Unit 5 students will return to hybrid learning starting Oct. 19.
In email and video messages to Unit 5 parents, Superintendent Kristen Weikle said case numbers and testing positivity rates have fallen low enough to allow a partial return to the classroom. She also said the experience of other districts demonstrates it is possible to open safely with precautions.
When school began with remote instruction, the district said it would notify parents about second-quarter plans by Oct. 1. Thursday morning's announcement fulfilled that promise.
Weikle said the reopening plan was developed by Unit 5 with regular input from teachers’ union leaders, in the absence of comprehensive guidance from state school officials.
The plan is complex and has contingencies to adjust to changing data. At its base, students will be in classrooms two days a week. Monday-Thursday and Tuesday-Friday will be split by family last names. In the case of families with multiple last names, the name of the oldest child will apply to all students in that family.
Every student will have remote instruction on Wednesdays with 100 minutes of instruction and asynchronous activities the rest of the day.
Students will return to class on the following schedule:
- Week of Oct. 19-23: PreK, K-2, 6th, and 9th grades
- Week of Oct. 26-30: 3-5, 7-8, and 10-12 grades
Families will be able to opt-in for complete remote learning.

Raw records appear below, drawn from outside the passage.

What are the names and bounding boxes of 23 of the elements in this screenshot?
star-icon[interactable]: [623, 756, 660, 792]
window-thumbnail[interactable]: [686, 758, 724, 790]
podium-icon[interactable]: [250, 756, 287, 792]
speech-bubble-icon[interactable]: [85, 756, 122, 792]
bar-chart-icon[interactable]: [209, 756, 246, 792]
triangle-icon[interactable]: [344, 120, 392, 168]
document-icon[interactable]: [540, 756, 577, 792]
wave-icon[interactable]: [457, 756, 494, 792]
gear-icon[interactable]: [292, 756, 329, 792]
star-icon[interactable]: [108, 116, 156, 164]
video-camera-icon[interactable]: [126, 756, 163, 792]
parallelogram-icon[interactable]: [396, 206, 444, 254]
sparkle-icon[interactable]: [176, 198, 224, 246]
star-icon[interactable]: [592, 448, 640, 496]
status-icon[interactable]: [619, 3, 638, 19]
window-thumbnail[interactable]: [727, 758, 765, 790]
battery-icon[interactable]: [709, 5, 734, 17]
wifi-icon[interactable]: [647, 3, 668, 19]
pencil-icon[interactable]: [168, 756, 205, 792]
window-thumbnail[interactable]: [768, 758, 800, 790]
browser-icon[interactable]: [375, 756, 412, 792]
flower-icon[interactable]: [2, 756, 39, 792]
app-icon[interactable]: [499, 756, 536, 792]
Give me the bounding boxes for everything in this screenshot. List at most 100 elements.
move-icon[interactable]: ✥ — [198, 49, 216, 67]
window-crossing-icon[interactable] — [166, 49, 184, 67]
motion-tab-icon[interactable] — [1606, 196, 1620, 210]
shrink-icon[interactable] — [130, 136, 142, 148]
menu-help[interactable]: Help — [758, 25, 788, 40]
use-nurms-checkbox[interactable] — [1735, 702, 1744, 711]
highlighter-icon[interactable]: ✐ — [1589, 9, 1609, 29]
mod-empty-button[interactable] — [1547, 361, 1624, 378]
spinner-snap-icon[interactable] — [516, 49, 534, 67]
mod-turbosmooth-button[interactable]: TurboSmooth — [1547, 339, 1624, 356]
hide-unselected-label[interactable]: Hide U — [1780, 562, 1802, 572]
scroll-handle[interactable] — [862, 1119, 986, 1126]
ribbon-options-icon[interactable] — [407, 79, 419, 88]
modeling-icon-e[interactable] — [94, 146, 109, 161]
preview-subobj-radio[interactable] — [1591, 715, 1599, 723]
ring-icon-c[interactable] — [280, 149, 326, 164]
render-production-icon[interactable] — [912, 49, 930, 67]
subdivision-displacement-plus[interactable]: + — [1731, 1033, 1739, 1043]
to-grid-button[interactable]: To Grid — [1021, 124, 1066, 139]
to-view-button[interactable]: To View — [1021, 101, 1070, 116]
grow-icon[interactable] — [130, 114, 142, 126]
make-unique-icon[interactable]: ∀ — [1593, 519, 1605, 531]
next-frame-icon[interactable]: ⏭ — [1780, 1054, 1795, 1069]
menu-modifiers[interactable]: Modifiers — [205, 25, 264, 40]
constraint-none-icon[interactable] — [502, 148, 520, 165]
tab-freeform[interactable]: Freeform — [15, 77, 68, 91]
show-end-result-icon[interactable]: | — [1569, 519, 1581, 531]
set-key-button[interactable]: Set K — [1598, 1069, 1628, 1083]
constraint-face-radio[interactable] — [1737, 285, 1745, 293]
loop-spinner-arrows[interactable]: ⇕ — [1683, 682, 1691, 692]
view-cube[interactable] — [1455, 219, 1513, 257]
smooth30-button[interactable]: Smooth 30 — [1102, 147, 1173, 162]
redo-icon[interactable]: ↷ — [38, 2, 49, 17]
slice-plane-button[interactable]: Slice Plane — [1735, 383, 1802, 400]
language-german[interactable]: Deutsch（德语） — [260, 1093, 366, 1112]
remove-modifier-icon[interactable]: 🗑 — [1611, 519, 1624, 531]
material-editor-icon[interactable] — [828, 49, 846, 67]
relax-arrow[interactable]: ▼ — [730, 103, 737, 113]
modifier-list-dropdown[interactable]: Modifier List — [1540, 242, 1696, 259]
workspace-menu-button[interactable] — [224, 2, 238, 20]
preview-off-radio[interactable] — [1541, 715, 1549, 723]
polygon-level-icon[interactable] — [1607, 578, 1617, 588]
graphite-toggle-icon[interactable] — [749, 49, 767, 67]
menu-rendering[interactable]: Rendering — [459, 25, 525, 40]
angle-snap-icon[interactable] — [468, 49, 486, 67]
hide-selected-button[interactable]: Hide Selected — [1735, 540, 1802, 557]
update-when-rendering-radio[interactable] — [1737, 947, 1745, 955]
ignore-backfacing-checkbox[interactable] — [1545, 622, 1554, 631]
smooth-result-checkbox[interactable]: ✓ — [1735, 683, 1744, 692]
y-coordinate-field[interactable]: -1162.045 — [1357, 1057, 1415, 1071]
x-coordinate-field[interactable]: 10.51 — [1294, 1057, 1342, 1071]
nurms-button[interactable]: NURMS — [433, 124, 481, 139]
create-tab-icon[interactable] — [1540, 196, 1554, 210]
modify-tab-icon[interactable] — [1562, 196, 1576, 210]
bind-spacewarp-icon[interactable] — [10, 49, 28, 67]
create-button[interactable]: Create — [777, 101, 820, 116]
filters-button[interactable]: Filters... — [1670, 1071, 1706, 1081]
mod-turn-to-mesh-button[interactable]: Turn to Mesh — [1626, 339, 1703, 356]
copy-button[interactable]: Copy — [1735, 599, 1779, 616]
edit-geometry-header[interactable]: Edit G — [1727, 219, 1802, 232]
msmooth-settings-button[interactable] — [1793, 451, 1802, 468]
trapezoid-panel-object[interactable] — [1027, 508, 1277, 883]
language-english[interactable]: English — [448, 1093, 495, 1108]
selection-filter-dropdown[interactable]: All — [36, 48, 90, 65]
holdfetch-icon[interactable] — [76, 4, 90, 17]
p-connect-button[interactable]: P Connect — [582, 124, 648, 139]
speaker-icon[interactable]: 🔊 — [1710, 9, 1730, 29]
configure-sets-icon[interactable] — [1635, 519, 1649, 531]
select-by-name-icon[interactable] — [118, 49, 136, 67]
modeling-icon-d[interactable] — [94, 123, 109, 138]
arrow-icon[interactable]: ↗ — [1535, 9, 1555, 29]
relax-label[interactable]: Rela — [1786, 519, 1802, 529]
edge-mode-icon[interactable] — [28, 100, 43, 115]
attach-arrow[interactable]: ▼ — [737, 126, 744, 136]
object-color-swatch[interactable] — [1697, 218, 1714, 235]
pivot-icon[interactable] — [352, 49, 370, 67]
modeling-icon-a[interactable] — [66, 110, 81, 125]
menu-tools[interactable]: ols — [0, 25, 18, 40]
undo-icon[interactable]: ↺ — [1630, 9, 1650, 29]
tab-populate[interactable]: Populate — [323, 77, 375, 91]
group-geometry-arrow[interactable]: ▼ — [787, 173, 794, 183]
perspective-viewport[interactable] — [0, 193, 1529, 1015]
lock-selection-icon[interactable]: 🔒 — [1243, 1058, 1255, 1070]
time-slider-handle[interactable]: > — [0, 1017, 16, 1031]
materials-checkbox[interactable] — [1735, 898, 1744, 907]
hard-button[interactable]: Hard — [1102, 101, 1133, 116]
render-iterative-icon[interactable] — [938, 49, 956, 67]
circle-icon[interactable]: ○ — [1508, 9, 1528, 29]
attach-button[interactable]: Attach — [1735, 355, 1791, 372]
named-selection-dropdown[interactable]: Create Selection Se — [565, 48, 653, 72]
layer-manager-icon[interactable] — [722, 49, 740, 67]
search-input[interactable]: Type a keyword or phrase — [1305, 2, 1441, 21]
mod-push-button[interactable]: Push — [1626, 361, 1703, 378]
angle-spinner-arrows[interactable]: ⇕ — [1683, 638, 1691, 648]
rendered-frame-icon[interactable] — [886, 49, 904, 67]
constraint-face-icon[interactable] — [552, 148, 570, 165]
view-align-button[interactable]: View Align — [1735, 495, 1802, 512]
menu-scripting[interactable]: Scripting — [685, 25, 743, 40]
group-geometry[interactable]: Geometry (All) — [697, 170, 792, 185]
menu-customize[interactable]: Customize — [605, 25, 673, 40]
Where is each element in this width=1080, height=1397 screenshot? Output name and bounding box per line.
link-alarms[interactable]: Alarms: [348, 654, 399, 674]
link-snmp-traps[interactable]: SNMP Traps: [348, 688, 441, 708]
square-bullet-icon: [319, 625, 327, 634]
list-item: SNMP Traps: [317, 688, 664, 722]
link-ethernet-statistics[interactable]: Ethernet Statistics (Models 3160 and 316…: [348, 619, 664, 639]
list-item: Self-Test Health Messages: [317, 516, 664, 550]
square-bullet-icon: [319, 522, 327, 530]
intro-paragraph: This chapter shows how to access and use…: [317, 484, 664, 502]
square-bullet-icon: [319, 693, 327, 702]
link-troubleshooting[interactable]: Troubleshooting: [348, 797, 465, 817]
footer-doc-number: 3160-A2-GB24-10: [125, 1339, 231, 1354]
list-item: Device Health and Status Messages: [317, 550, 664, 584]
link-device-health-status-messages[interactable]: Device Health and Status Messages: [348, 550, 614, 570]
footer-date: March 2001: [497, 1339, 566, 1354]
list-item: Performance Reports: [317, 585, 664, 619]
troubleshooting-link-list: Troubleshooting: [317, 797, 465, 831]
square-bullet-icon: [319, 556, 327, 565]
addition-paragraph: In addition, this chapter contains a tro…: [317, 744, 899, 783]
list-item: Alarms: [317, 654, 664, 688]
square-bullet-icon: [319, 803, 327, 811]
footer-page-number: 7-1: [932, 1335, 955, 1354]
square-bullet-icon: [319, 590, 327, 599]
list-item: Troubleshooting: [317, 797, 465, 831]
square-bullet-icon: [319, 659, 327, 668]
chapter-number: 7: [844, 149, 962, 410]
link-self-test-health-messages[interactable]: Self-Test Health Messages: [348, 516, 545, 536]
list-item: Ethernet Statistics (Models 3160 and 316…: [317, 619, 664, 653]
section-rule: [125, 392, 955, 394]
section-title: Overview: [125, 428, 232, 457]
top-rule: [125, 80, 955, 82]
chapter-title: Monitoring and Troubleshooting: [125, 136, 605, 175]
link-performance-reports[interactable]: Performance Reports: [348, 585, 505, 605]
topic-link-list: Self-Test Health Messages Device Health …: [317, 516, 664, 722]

The district reopening plan includes several stages based on metrics and data from the state Restore Illinois plan, the Illinois Department of Public Health, and the McLean County Health Department.
Weikle said data shifts will not cause rapid flip-flops in Unit 5 practices.
“That’s not realistic. That’s not good practice for our students, families, or staff. Before we move from one phase to another, the district is going to need to be in the previous stage for a minimum of 10 consecutive instructional days,” said Weikle.
The guidance itself might change as CDC and other recommendations from state and county officials suggest, Weikle cautioned.
She stressed parents should maintain a backup plan for child care.
If there is a spike of cases in a certain building, Weikle said the district may have to pause in-person instruction for additional cleaning.
Weikle also noted contact tracing may create shifts in who can be in class and who cannot.
“I’m going to ask--I know you may not like it. You may not agree with it. But please don’t argue with us because we won’t budge on that. If your child has been identified as a close contact, they have to quarantine for 14 days,” said Weikle.
The time spent planning in the first quarter of school, Weikle said, allowed the district to assure adequate staffing with Unit 5 teachers. As a result, she said the district has discarded plans to use the instructional program Edmentum.
If there is a return to more restrictive stages of the plan, Unit 5 said specialized services will remain in person.